Die Bilderwelt im Heavy Metal ist voll von christlicher Symbolik. Sei es in Bandnamen, in Zeichen oder auf Plattencovern. Dort kommen natürlich vornehmlich die Themen Hölle, Satan und Co vor. Es sind aber auch Darstellungen von Engeln (Black Sabbath Album: Heaven & Hell; Judas Priest, Album: Sad Wings of Destiny) vorhanden.
Beispielsweise trug Ozzy Osbourne eigentlich immer ein großes Kreuz um den Hals, richtig herum. Dazu sind viele Bandfotos in oder bei Kirchen entstanden. Gotische Gebäude und monumentale Architektur scheinen sich einfach gut dafür zu eignen. Außerdem werden Themen aufgegriffen, bei denen Kirche und Christentum Antworten liefern und zu Hause sind. Tod, Trauer, Verlust und Rettung der Seele etc. Ohne "Himmel und Hölle" gäbe es viele Metal-Cover nicht, und es existieren viele gruselige Darstellungen in der Kirchenmalerei. Das bringt die Metal Church zusammen.
Fridericke Conrad (Kunsthistorikerin aus der Restaurierungswerkstatt der Hamburger Hauptkirche St. Jacobi) ist dafür mit ihrem Vortrag "Metalsymbolik und Kirchenkunst" ein Programmpunkt in der Metalkirche. Sie schreibt: "Sowohl die kirchliche Kunst des Spätmittelalters als auch die ästhetische Kultur der Metalszene greifen häufig Themen auf, die im modernen Alltag oft verdrängt werden – Tod, und Vergänglichkeit sowie existenzielle Ängste. Beide arbeiten mit drastischen, manchmal schockierenden Bildern, um Grenzerfahrungen sichtbar zu machen und Emotionen zu wecken – sei es als Mahnung, Trost oder provokante Befreiung. Dabei entsteht eine Ästhetik, die Schrecken nicht meidet, sondern bewusst inszeniert, um über Sinn, Moral und die eigene Endlichkeit nachzudenken."

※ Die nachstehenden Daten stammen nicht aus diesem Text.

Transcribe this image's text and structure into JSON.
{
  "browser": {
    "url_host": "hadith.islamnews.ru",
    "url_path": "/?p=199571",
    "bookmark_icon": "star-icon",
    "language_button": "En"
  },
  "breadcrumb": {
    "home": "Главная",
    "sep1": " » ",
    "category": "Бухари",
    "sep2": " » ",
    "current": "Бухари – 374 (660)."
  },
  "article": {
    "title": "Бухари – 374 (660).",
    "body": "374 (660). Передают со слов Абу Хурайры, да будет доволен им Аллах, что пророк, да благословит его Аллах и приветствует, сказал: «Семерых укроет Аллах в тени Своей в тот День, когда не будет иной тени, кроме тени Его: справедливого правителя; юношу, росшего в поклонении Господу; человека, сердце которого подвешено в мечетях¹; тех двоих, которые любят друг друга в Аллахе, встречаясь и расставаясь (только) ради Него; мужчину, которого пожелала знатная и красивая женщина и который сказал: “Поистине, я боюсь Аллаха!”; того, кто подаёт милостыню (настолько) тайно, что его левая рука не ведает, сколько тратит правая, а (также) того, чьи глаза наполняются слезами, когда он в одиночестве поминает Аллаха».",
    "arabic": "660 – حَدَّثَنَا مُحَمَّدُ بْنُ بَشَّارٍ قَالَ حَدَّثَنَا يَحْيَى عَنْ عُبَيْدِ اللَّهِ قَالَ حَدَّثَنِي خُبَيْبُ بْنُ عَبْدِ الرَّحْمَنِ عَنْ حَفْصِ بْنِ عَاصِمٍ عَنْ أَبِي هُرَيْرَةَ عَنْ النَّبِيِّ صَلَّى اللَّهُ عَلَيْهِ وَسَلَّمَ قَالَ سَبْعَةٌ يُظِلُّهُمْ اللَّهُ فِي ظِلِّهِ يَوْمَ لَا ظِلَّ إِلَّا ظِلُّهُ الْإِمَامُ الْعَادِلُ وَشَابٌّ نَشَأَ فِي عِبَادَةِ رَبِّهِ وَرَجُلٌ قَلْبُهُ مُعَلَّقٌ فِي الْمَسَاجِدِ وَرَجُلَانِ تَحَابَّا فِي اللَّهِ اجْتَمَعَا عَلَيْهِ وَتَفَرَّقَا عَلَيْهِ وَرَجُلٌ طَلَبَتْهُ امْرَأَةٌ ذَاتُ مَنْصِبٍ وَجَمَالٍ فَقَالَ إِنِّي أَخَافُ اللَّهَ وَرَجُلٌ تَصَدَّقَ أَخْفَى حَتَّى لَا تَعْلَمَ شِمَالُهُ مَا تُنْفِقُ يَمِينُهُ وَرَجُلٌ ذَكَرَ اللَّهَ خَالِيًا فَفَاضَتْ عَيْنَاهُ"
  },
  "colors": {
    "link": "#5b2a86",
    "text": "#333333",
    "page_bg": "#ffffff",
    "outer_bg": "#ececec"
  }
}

Christliche Symbolik ist also Darstellung und Vermittlung von Hoffnung, Erlösung und Gemeinschaft. Es gibt aber in der Kirchenkunst auch viele Darstellungen von Versuchung, Martyrium, Verdammnis usw. Das ist ein Grund, warum viele Metalbands, diese klassischen Kunstwerke für ihre Plattencover benutzt haben, wie beispielsweise Jean Delville – le Trésors de Satan / Band: Morbid Angel, Album: Blessed are the sick oder Thomas Cole – the voyage of life / Band: Candlemass, Album: Nightfall.

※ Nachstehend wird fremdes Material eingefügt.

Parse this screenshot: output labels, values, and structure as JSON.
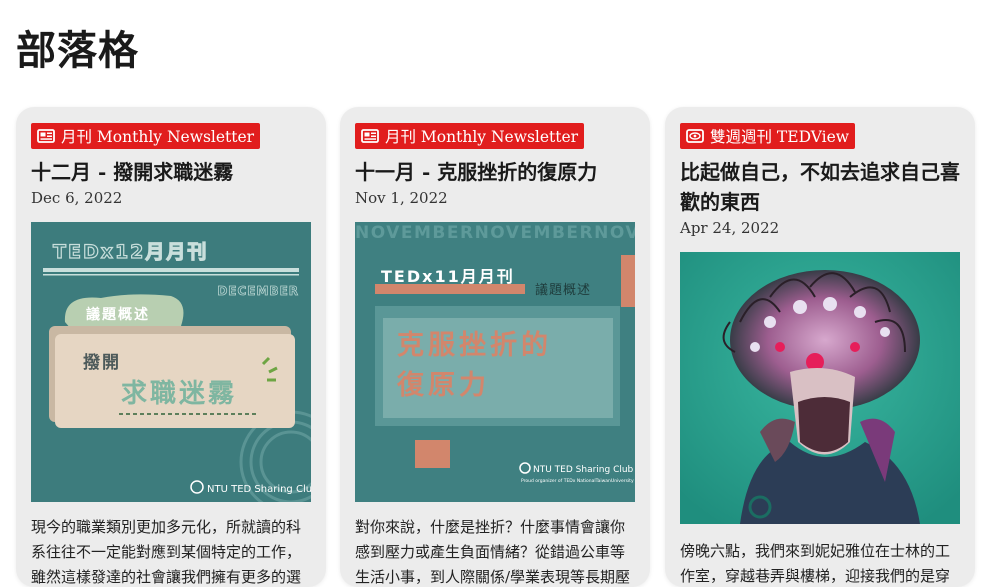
{
  "page": {
    "title": "部落格"
  },
  "posts": [
    {
      "category": "月刊 Monthly Newsletter",
      "category_icon": "newspaper-icon",
      "title": "十二月 - 撥開求職迷霧",
      "date": "Dec 6, 2022",
      "image": {
        "heading": "TEDx12月月刊",
        "month": "DECEMBER",
        "tag": "議題概述",
        "line1": "撥開",
        "line2": "求職迷霧",
        "club": "NTU TED Sharing Club"
      },
      "excerpt": "現今的職業類別更加多元化，所就讀的科系往往不一定能對應到某個特定的工作，雖然這樣發達的社會讓我們擁有更多的選"
    },
    {
      "category": "月刊 Monthly Newsletter",
      "category_icon": "newspaper-icon",
      "title": "十一月 - 克服挫折的復原力",
      "date": "Nov 1, 2022",
      "image": {
        "banner": "NOVEMBERNOVEMBERNOV",
        "heading": "TEDx11月月刊",
        "tag": "議題概述",
        "line1": "克服挫折的",
        "line2": "復原力",
        "club": "NTU TED Sharing Club",
        "subclub": "Proud organizer of TEDx NationalTaiwanUniversity"
      },
      "excerpt": "對你來說，什麼是挫折？什麼事情會讓你感到壓力或產生負面情緒？從錯過公車等生活小事，到人際關係/學業表現等長期壓"
    },
    {
      "category": "雙週週刊 TEDView",
      "category_icon": "eye-icon",
      "title": "比起做自己，不如去追求自己喜歡的東西",
      "date": "Apr 24, 2022",
      "excerpt": "傍晚六點，我們來到妮妃雅位在士林的工作室，穿越巷弄與樓梯，迎接我們的是穿"
    }
  ],
  "colors": {
    "badge": "#e11d1d",
    "card_bg": "#ececec",
    "teal": "#3f7f80",
    "salmon": "#d2866c"
  }
}
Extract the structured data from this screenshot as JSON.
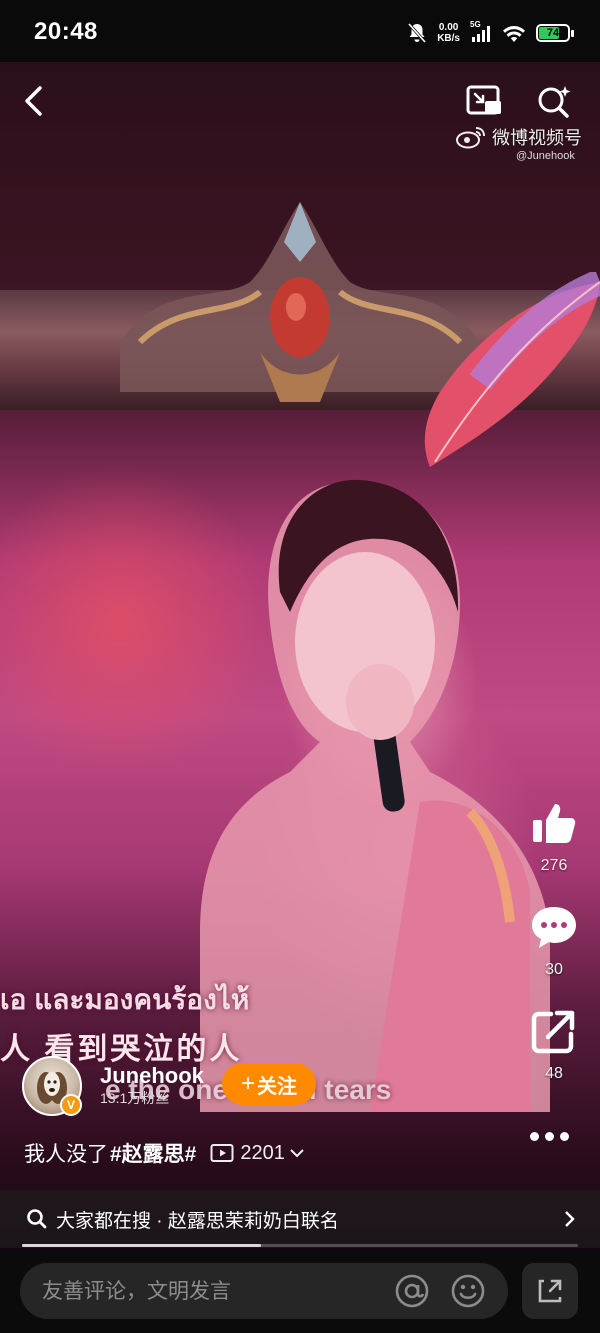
{
  "status_bar": {
    "time": "20:48",
    "net_speed_value": "0.00",
    "net_speed_unit": "KB/s",
    "signal_label": "5G",
    "battery": "74",
    "icons": [
      "mute-bell-icon",
      "signal-icon",
      "wifi-icon",
      "battery-icon"
    ],
    "battery_color": "#34c759"
  },
  "top_bar": {
    "watermark_brand": "微博视频号",
    "watermark_handle": "@Junehook",
    "icons": [
      "back-arrow-icon",
      "picture-in-picture-icon",
      "ai-search-icon",
      "weibo-logo-icon"
    ]
  },
  "video": {
    "lyrics": [
      "เอ และมองคนร้องไห้",
      "人 看到哭泣的人",
      "e the ones    shed tears"
    ]
  },
  "side_actions": {
    "like_count": "276",
    "comment_count": "30",
    "share_count": "48",
    "icons": [
      "thumbs-up-icon",
      "comment-bubble-icon",
      "share-icon",
      "more-dots-icon"
    ]
  },
  "author": {
    "name": "Junehook",
    "fans": "13.1万粉丝",
    "badge": "V",
    "follow_label": "关注",
    "follow_color": "#ff8a00"
  },
  "caption": {
    "text": "我人没了",
    "hashtag": "#赵露思#",
    "plays": "2201"
  },
  "hot_search": {
    "text": "大家都在搜 · 赵露思茉莉奶白联名"
  },
  "progress": {
    "fraction": 0.43
  },
  "comment_bar": {
    "placeholder": "友善评论，文明发言",
    "icons": [
      "at-icon",
      "emoji-icon",
      "expand-icon"
    ]
  }
}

Kirche als guter Ort der Begegnung
Die Gemeinsamkeit besteht also darin, dass dieselben Themen bespielt werden. Das passt ganz gut zum diesjährigen Motto der Nacht der Kirchen "Licht im Dunkel", angelehnt an Jesaja (9,1). Ziel der Veranstaltung ist es, nicht nur Neues zu wagen, sondern auch dahingehend Licht ins Dunkel zu bringen, dass vermeintlich gegensätzliche Strömungen doch Gemeinsamkeiten finden und sich begegnen können. Einen besseren Ort für Begegnung als die Kirche gibt es nicht, und es ist gut, wenn Kirche ein zentraler Ort für Begegnung ist. Es geht an dem Abend nicht darum, eine Antwort auf das große Ganze zu finden und Glaube und Unglaube gegenüberzustellen, sondern ein spannendes Programm für alle Seiten zu haben.

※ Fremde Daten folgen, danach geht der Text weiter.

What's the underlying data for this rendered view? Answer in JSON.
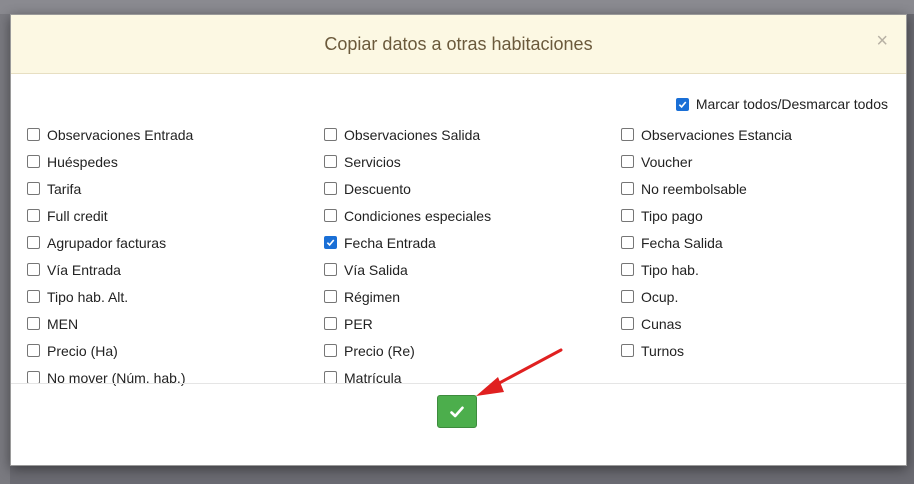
{
  "modal": {
    "title": "Copiar datos a otras habitaciones",
    "close_glyph": "×",
    "toggle_all": {
      "label": "Marcar todos/Desmarcar todos",
      "checked": true
    },
    "options": [
      {
        "label": "Observaciones Entrada",
        "checked": false
      },
      {
        "label": "Observaciones Salida",
        "checked": false
      },
      {
        "label": "Observaciones Estancia",
        "checked": false
      },
      {
        "label": "Huéspedes",
        "checked": false
      },
      {
        "label": "Servicios",
        "checked": false
      },
      {
        "label": "Voucher",
        "checked": false
      },
      {
        "label": "Tarifa",
        "checked": false
      },
      {
        "label": "Descuento",
        "checked": false
      },
      {
        "label": "No reembolsable",
        "checked": false
      },
      {
        "label": "Full credit",
        "checked": false
      },
      {
        "label": "Condiciones especiales",
        "checked": false
      },
      {
        "label": "Tipo pago",
        "checked": false
      },
      {
        "label": "Agrupador facturas",
        "checked": false
      },
      {
        "label": "Fecha Entrada",
        "checked": true
      },
      {
        "label": "Fecha Salida",
        "checked": false
      },
      {
        "label": "Vía Entrada",
        "checked": false
      },
      {
        "label": "Vía Salida",
        "checked": false
      },
      {
        "label": "Tipo hab.",
        "checked": false
      },
      {
        "label": "Tipo hab. Alt.",
        "checked": false
      },
      {
        "label": "Régimen",
        "checked": false
      },
      {
        "label": "Ocup.",
        "checked": false
      },
      {
        "label": "MEN",
        "checked": false
      },
      {
        "label": "PER",
        "checked": false
      },
      {
        "label": "Cunas",
        "checked": false
      },
      {
        "label": "Precio (Ha)",
        "checked": false
      },
      {
        "label": "Precio (Re)",
        "checked": false
      },
      {
        "label": "Turnos",
        "checked": false
      },
      {
        "label": "No mover (Núm. hab.)",
        "checked": false
      },
      {
        "label": "Matrícula",
        "checked": false
      }
    ],
    "confirm_icon": "check-icon",
    "colors": {
      "header_bg": "#fcf8e3",
      "title": "#6b5a3c",
      "checkbox_checked": "#1a6fd6",
      "confirm_button": "#4cae4c",
      "annotation_arrow": "#e02020"
    }
  }
}
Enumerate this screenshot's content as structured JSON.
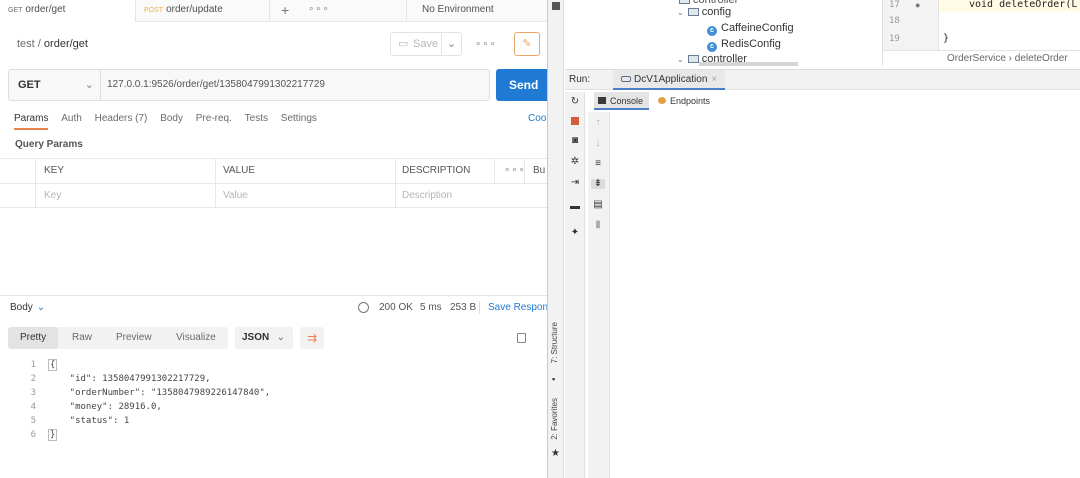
{
  "postman": {
    "tabs": [
      {
        "method": "GET",
        "name": "order/get",
        "active": true
      },
      {
        "method": "POST",
        "name": "order/update",
        "active": false
      }
    ],
    "new_tab_icon": "plus-icon",
    "environment": "No Environment",
    "breadcrumb": {
      "collection": "test",
      "sep": "/",
      "request": "order/get"
    },
    "save_label": "Save",
    "method": "GET",
    "url": "127.0.0.1:9526/order/get/1358047991302217729",
    "send_label": "Send",
    "request_tabs": [
      "Params",
      "Auth",
      "Headers (7)",
      "Body",
      "Pre-req.",
      "Tests",
      "Settings"
    ],
    "cookies_label": "Coo",
    "query_params_label": "Query Params",
    "params_table": {
      "headers": [
        "KEY",
        "VALUE",
        "DESCRIPTION",
        "Bu"
      ],
      "placeholders": [
        "Key",
        "Value",
        "Description"
      ]
    },
    "response": {
      "body_label": "Body",
      "status": "200 OK",
      "time": "5 ms",
      "size": "253 B",
      "save_label": "Save Respon",
      "view_tabs": [
        "Pretty",
        "Raw",
        "Preview",
        "Visualize"
      ],
      "format": "JSON",
      "lines": [
        {
          "n": "1",
          "text": "{"
        },
        {
          "n": "2",
          "text": "    \"id\": 1358047991302217729,"
        },
        {
          "n": "3",
          "text": "    \"orderNumber\": \"1358047989226147840\","
        },
        {
          "n": "4",
          "text": "    \"money\": 28916.0,"
        },
        {
          "n": "5",
          "text": "    \"status\": 1"
        },
        {
          "n": "6",
          "text": "}"
        }
      ]
    }
  },
  "ide": {
    "tree": {
      "partial_top": "controller",
      "items": [
        "config",
        "CaffeineConfig",
        "RedisConfig",
        "controller"
      ]
    },
    "editor": {
      "line_numbers": [
        "17",
        "18",
        "19"
      ],
      "line17": "void deleteOrder(L",
      "line19": "}",
      "breadcrumb": "OrderService  ›  deleteOrder"
    },
    "run": {
      "label": "Run:",
      "tab": "DcV1Application",
      "console_tab": "Console",
      "endpoints_tab": "Endpoints"
    },
    "side_tools": {
      "structure": "7: Structure",
      "favorites": "2: Favorites"
    }
  },
  "colors": {
    "send": "#1f7ad4",
    "accent_orange": "#e9834e",
    "post": "#f0b04a"
  }
}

Wenn man mutmaßen wollte, warum der Metal so extreme Bilder braucht, dann ließe sich Folgendes sagen: Metal war anfänglich eine Jugendkultur. Es ging um Selbstermächtigung, Kritik und Abgrenzung, und eine sowieso verlorene Seele kann natürlich unbeschwert sündigen. Viele Elternhäuser waren christlich geprägt und gleichzeitig vielleicht eher top-down organisiert. Da war diese Art der Darstellung natürlich eine einfache Art der Provokation. Wahrscheinlich sogar weniger gegen Religion als vielmehr gegen Ge- und Missbrauch von Herrschaftsstrukturen.
AC/DC im Jugendclub der Kirche?
In meinem Umfeld habe ich es allerdings erlebt, dass der Pastor uns Jugendliche abholte, indem wir im Jugendklub in der Kirche AC/DC hören konnten. Mein Vater, der ebenfalls Theologe und Pastor ist, hat mir sogar oft erklären können, was auf den Covern zu sehen ist. Tatsächlich ist die Metal-Szene eigentlich eine sehr gemeinschaftliche Szene. Dort kann man sich wohlfühlen und sein, wie man ist. Es wird meistens aufeinander geachtet. Fällt jemand vor der Bühne, wird er/sie sofort von anderen hochgezogen, man achtet also aufeinander, auch Nationalitäten spielen keine Rolle. Es ist nach meiner Erfahrung eine unterhaltungsorientierte und eher gutmütige Szene.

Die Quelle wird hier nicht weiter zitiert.